C program calling shell script - c

I have a small C program calling a shell script myScript.sh. I am getting the value of ret as 256. Please help me in knowing what went wrong with the system call?
int main()
{
int ret;
ret = system (myScript.sh);
ret >>= ret;
if (ret != 0)
{
printf("ret is [%d]",ret);
}
}
Working on 64 bit UNIX operating system and using ksh shell

On my system, man system says:
The system() function returns the exit status of the shell as returned by
waitpid(2), or -1 if an error occurred when invoking fork(2) or
waitpid(2). A return value of 127 means the execution of the shell
failed.
The waitpid man page describes a set of macros such as WEXITSTATUS() that extract the actual exit code from the return value.
I'm not quite sure what you're intending to do with ret >>= ret, but that can't be right.

The way that the system function usually works on *nix is that it calls fork and then the child calls one of the exec functions with /bin/sh -c and then the string you passed to system in the child, which turns the child process into an instance of the /bin/sh program which runs the command. The parent calls one of the wait functions, which waits for the /bin/sh to exit, which it does with the same exit status as the shell script, and then system also returns that value.
If you look at the man pages for the wait system call(s):
main 3 wait
You should get some information about what gets returns and some macro functions that help you make sense of it.
The WIFEXITED(stat_val) macro can be used to test if the program exited normally as opposed to with a signal. Normal exits involve calling the exit system call. If this function returns a non-zero value then you can use the WEXITSTATUS(stat_val) macro to get the value that it actually returned.
The WIFSIGNALED(stat_val) macro can be used to test if the program was terminated with a signal, and if so the WTERMSIG(stat_val) macro will return the signal number that caused the termination.
There are some other macros that can tell you if the process were stopped or continued, rather than terminated, but I don't think that they are overly helpful to you for this purpose, but you may want to look into them.
As far as what is actually happening in this case, it can be difficult to tell. If the fork call fails then system will be able to return -1 and set errno to reflect the error. If the fork did not fail then the error may have happened in the child and be more difficult to locate. It may be possible that on your platform system might do some tests before forking to insure that you have permission to execute the appropriate files and set errno to reflect that, but maybe not.
You should look into the perror function to print out error messages in the case that errno is set.
If the failure happens after fork and within the child then you either need to get the shell to tell you more about what is happening, or get the shell script to.
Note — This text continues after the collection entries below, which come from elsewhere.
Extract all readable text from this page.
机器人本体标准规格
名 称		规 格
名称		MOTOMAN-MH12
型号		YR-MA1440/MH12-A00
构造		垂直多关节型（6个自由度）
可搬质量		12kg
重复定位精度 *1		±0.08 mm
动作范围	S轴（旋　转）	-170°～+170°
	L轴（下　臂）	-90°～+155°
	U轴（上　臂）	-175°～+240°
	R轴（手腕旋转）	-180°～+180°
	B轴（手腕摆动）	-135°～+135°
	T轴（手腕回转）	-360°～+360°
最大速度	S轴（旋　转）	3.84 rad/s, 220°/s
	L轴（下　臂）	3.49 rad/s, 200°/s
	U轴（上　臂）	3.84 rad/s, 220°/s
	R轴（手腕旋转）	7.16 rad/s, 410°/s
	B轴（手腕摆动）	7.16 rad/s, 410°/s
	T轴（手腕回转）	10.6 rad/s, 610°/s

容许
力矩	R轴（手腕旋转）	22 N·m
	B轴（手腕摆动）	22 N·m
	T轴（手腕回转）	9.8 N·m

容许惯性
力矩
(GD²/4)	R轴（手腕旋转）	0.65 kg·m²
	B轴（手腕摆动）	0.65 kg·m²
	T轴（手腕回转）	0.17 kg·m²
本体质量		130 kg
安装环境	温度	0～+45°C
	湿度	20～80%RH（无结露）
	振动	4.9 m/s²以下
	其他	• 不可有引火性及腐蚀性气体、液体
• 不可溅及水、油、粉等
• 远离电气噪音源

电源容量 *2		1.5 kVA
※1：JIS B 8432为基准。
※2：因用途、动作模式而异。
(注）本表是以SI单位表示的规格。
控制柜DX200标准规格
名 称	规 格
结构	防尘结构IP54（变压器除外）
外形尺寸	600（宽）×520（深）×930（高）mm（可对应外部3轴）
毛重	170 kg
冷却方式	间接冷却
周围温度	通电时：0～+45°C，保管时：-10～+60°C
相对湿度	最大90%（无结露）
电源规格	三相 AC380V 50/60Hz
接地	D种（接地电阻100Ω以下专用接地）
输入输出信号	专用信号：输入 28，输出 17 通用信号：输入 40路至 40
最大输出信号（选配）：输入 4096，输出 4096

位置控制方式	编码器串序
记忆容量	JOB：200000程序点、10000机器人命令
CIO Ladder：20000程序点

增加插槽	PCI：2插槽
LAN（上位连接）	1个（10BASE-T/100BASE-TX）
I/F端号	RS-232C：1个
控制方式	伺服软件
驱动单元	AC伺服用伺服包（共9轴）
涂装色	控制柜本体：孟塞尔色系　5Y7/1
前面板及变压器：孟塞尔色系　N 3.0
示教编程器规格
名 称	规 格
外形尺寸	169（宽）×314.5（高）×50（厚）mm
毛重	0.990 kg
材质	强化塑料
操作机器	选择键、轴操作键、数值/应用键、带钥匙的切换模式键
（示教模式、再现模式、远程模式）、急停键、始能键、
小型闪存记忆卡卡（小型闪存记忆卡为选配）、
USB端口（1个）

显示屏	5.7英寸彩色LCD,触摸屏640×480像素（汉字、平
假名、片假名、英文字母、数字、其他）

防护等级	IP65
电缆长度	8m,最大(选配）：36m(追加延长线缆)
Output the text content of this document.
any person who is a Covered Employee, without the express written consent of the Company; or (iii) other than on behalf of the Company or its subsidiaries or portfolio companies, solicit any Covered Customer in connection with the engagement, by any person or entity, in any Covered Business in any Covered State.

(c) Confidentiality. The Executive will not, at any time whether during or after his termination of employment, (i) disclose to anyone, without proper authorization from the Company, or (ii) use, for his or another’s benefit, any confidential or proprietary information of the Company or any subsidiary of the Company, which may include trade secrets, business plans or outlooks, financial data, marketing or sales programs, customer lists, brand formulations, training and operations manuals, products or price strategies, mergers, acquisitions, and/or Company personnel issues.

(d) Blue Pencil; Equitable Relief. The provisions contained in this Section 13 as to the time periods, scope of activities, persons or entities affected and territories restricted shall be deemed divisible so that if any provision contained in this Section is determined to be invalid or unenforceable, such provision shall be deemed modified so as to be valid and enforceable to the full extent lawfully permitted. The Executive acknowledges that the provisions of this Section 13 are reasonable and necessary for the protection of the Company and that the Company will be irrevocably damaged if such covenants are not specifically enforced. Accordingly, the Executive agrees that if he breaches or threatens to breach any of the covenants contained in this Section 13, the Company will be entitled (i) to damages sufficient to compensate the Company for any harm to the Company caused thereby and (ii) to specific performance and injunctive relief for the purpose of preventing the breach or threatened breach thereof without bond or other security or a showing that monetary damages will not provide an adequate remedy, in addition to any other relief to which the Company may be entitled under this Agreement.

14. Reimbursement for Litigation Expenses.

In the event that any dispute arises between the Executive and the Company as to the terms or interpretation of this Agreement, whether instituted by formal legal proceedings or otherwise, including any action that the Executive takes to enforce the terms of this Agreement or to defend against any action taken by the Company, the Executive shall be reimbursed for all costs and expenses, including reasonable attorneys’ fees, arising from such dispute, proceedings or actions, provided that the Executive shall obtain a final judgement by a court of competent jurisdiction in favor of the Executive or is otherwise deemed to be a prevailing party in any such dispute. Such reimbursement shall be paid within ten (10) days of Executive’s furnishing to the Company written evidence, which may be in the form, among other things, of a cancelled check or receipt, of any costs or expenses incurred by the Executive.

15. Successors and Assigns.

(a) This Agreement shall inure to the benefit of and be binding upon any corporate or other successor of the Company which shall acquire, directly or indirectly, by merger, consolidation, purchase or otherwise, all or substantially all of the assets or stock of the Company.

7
This may be by including echo statements in the script similarly to using print statements in your C programs.
You should also look into the access function to test if you have permission to read and/or execute files.
If you are using Linux then you should be able to do:
strace -o my_program.strace -f ./my_program
or
ltrace -o my_program.ltrace -f -S ./my_program
and then examine the trace files (after the -o) to look at what the programs and kernel say to each other. ltrace looks at how the program talks to library function, while strace looks at system calls, but the -S tells ltrace to also look at system calls. The -f argument tells them both to trace children of the program as they are created.
I just noticed that you said that you were using ksh
As I mentioned system under a Posix system should use /bin/sh or a compatible shell. This doesn't mean that /bin/sh won't run /bin/ksh to run your script (or that the kernel won't use the #! line at the beginning of the script file to do this), but it could be a problem. There are ways to run shell scripts so that this line is not used to know which shell is to be used. The most notable is:
. myshell.sh
The period and space essentially tries to dump the text of the file into the current shell session rather than run it in another process (this is useful for setting up an environment). If you were to be doing:
int x = system(". myshell.sh");
Then that could be a problem.

The exit status of the command is encoded as two bytes:
The high-order byte contains the exit status.
The low-order byte contains the signal that killed it (if any).
Since 0x0100 is 256 decimal, your shell script exited with status 1. Review your shell script and ensure it exits with status 0 when it is successful.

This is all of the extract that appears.